Sono i due poli delle nostre società: da un lato c’è il capitalismo, c’è una libertà intesa come fare quello che si vuole, compresa la violenza e la mancanza di rispetto; dall’altro lato rimane l’idea di condividere le ricchezze, di condividere i valori, di includere le persone. È quest’ultimo mondo quello che io voglio difendere e per questo spero che ci saranno sempre persone che resisteranno. Anche se siamo talmente bombardati di cattive notizie che facciamo fatica a unirci e non sappiamo più dove mettere la nostra forza, è questo che è difficile in questo momento.

Prima ha anche accennato a un prossimo progetto. Può parlarcene?

Sì, con un produttore francese abbiamo trovato i finanziamenti per un film al quale abbiamo iniziato a lavorare durante la pausa Covid. Speriamo di realizzarlo nel 2026 e girare nel 2027, in modo da ultimarlo per l’inizio del 2028. È l’adattamento di un fumetto che si intitola ‘Ce n’est pas toi que j’attendais’: è la storia di un ingegnere civile francese che, in Brasile per lavoro, sposa una donna brasiliana; la coppia ha un primo figlio e poi, quando aspettano il secondo, decidono di trasferirsi in Francia dove scoprono che la bambina ha la trisomia 21, la sindrome di Down. Nel fumetto racconta tutto il suo percorso, con l’angoscia, la depressione, la rivolta, la rabbia, fino al momento in cui c’è stato l’amore. Ed è un bellissimo fumetto, ma è una cronaca, quindi non è stato facile scrivere la sceneggiatura, ma ora siamo soddisfatti.

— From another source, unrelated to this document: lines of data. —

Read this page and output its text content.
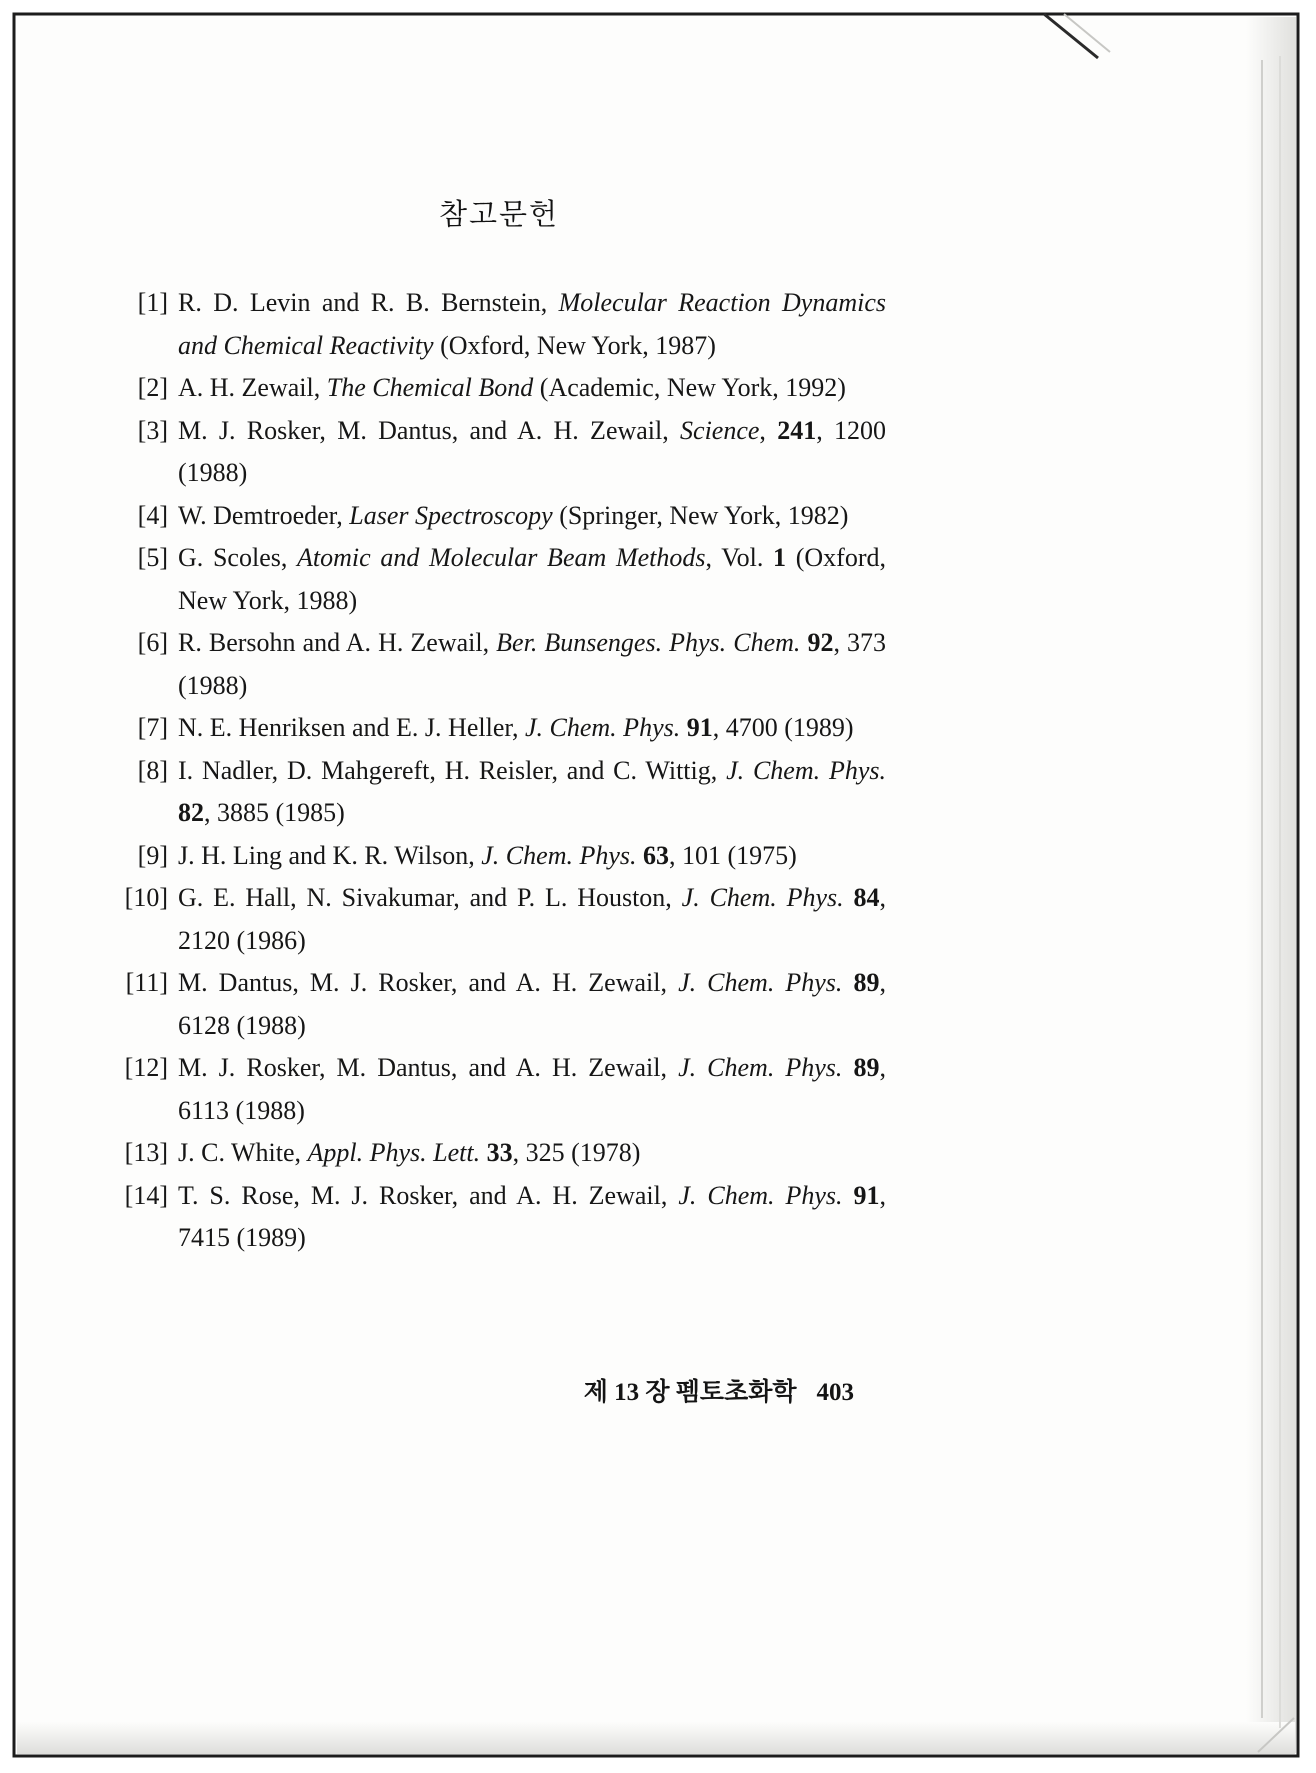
참고문헌
[1] R. D. Levin and R. B. Bernstein, Molecular Reaction Dynamics and Chemical Reactivity (Oxford, New York, 1987)
[2] A. H. Zewail, The Chemical Bond (Academic, New York, 1992)
[3] M. J. Rosker, M. Dantus, and A. H. Zewail, Science, 241, 1200 (1988)
[4] W. Demtroeder, Laser Spectroscopy (Springer, New York, 1982)
[5] G. Scoles, Atomic and Molecular Beam Methods, Vol. 1 (Oxford, New York, 1988)
[6] R. Bersohn and A. H. Zewail, Ber. Bunsenges. Phys. Chem. 92, 373 (1988)
[7] N. E. Henriksen and E. J. Heller, J. Chem. Phys. 91, 4700 (1989)
[8] I. Nadler, D. Mahgereft, H. Reisler, and C. Wittig, J. Chem. Phys. 82, 3885 (1985)
[9] J. H. Ling and K. R. Wilson, J. Chem. Phys. 63, 101 (1975)
[10] G. E. Hall, N. Sivakumar, and P. L. Houston, J. Chem. Phys. 84, 2120 (1986)
[11] M. Dantus, M. J. Rosker, and A. H. Zewail, J. Chem. Phys. 89, 6128 (1988)
[12] M. J. Rosker, M. Dantus, and A. H. Zewail, J. Chem. Phys. 89, 6113 (1988)
[13] J. C. White, Appl. Phys. Lett. 33, 325 (1978)
[14] T. S. Rose, M. J. Rosker, and A. H. Zewail, J. Chem. Phys. 91, 7415 (1989)
제 13 장 펨토초화학 403
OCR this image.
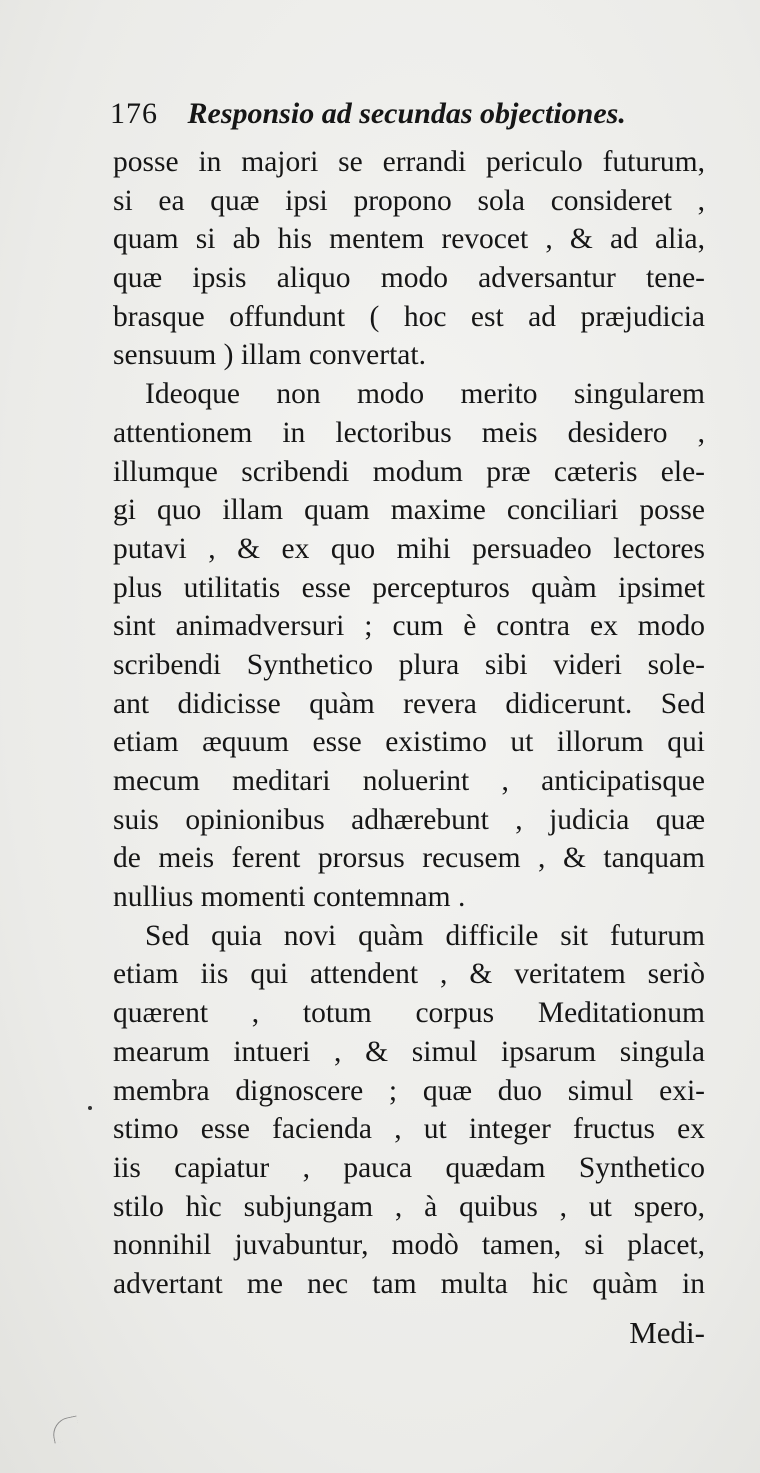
176 Responsio ad secundas objectiones.
posse in majori se errandi periculo futurum,
si ea quæ ipsi propono sola consideret ,
quam si ab his mentem revocet , & ad alia,
quæ ipsis aliquo modo adversantur tene-
brasque offundunt ( hoc est ad præjudicia
sensuum ) illam convertat.
Ideoque non modo merito singularem
attentionem in lectoribus meis desidero ,
illumque scribendi modum præ cæteris ele-
gi quo illam quam maxime conciliari posse
putavi , & ex quo mihi persuadeo lectores
plus utilitatis esse percepturos quàm ipsimet
sint animadversuri ; cum è contra ex modo
scribendi Synthetico plura sibi videri sole-
ant didicisse quàm revera didicerunt. Sed
etiam æquum esse existimo ut illorum qui
mecum meditari noluerint , anticipatisque
suis opinionibus adhærebunt , judicia quæ
de meis ferent prorsus recusem , & tanquam
nullius momenti contemnam .
Sed quia novi quàm difficile sit futurum
etiam iis qui attendent , & veritatem seriò
quærent , totum corpus Meditationum
mearum intueri , & simul ipsarum singula
membra dignoscere ; quæ duo simul exi-
stimo esse facienda , ut integer fructus ex
iis capiatur , pauca quædam Synthetico
stilo hìc subjungam , à quibus , ut spero,
nonnihil juvabuntur, modò tamen, si placet,
advertant me nec tam multa hic quàm in
Medi-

Come ha detto, c’è il tema della famiglia, della trasmissione dei valori tra generazioni.

E direi anche della differenza, della marginalità: i bambini della casa famiglia di ‘La mia vita da Zucchina’ erano bambini ai margini, i Penan sono un po’ ai margini della società, e anche la disabilità ci può far riflettere sui margini e sull’inclusione.